If he hadn't been talented, if he hadn't been a starter that first year, if he hadn't gone to nationals, if he hadn't been given the vice-captaincy and then the captaincy…would he have stuck with it? Would he have been able to stand in the background with the rest of the team and slowly chip away at the flaws in his own game, playing only minor tournaments and short practices against the senpai? Would he have accepted living as so much of his team did, watching from the sidelines and marveling at the starters' skills?

The lingering elbow injury only made him more determined, but if he hadn't known what it felt like to stand on the court with one of the best players in the nation and play with everything he had….if he hadn't had that….would the dream have been enough?

This was pointless. It didn't matter whether he would have or not and there was no reason to speculate about the past. What had happened, had happened. No turning back, not ever, not for anything. The present was important. The future was important.

Tezuka sighed and closed his eyes, taking off his glasses so he could lean into the cool window pane. Two years ago he'd chosen to continue tennis because of Oishi's loyalty and Yamato-buchou's trust, but he wouldn't have been good if he hadn't wanted it. He knew that. It was love of the game that made him return each day to prove that he was the best. To prove to Yamato-buchou that he could handle the starter position he'd been entrusted with. To prove to Tekasue-senpai that a fit of jealousy meant nothing to him, that jealousy was meaningless because he, Tezuka Kunimitsu, was on an entirely different level.

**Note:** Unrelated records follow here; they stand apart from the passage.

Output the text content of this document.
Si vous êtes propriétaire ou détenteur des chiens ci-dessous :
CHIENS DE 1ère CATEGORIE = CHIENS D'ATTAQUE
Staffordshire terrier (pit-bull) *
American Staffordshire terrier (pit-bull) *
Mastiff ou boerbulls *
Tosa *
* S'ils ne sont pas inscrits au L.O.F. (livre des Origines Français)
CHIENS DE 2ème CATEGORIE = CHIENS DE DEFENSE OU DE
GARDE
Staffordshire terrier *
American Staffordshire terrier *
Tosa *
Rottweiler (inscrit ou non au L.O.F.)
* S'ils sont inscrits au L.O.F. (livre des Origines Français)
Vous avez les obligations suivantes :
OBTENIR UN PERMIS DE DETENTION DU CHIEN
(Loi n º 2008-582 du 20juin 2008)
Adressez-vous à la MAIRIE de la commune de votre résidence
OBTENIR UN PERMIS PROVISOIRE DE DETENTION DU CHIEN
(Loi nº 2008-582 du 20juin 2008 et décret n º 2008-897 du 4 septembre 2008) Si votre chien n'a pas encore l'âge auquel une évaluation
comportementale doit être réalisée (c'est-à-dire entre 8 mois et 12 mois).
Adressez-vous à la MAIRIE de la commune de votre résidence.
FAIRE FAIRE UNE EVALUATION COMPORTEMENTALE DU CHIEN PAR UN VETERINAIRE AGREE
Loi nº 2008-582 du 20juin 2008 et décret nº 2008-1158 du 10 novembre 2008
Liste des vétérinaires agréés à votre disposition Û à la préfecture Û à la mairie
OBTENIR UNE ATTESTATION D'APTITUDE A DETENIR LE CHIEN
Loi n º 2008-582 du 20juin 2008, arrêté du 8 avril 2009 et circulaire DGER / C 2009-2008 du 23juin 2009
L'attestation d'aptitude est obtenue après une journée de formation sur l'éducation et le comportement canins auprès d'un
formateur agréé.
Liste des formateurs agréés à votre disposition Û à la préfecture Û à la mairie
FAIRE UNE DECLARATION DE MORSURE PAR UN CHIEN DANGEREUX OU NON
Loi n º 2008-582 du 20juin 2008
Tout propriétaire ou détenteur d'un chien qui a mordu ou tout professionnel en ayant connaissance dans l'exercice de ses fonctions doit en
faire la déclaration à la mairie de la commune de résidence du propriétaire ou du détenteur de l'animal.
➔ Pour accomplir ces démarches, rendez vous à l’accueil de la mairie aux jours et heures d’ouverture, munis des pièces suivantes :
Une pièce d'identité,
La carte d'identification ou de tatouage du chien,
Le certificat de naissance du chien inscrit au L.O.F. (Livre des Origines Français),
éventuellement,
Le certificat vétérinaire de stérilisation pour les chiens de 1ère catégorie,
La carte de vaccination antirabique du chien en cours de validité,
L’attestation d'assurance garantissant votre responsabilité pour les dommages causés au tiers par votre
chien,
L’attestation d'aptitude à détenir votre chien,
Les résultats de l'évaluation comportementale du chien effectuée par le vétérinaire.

Was that all that mattered anymore? His pride?

His breath fogged out over the glass, a murky barrier between his thoughts and reality. It didn't matter why he played tennis, only that he did. He was captain, and to most of the nation he was Seigaku. He'd promised Yamato-buchou that he would take care of the team, that he would be a pillar of support that the players would always be able to depend on. And he'd promised Oishi that the team would go to nationals. The whole team, for the first time in over ten years.

He had to win. He had to provide an example. He had to be the best.

Tezuka Kunimitsu played tennis, breathed tennis, lived for tennis.

And when the game demanded he give more, more passion, more strength, more endurance, more skill, more cunning, more will, more, more, more… he would give it. Every time.

Someday, perhaps, it wouldn't be enough, but until then….until then he would keep his promises.

Until then, he would win.

And he couldn't help but feel that when that day came, when the game he lived for demanded more than he could give, when he lost…..

Only then would he be able to be as honest with himself as he'd forced Echizen to be.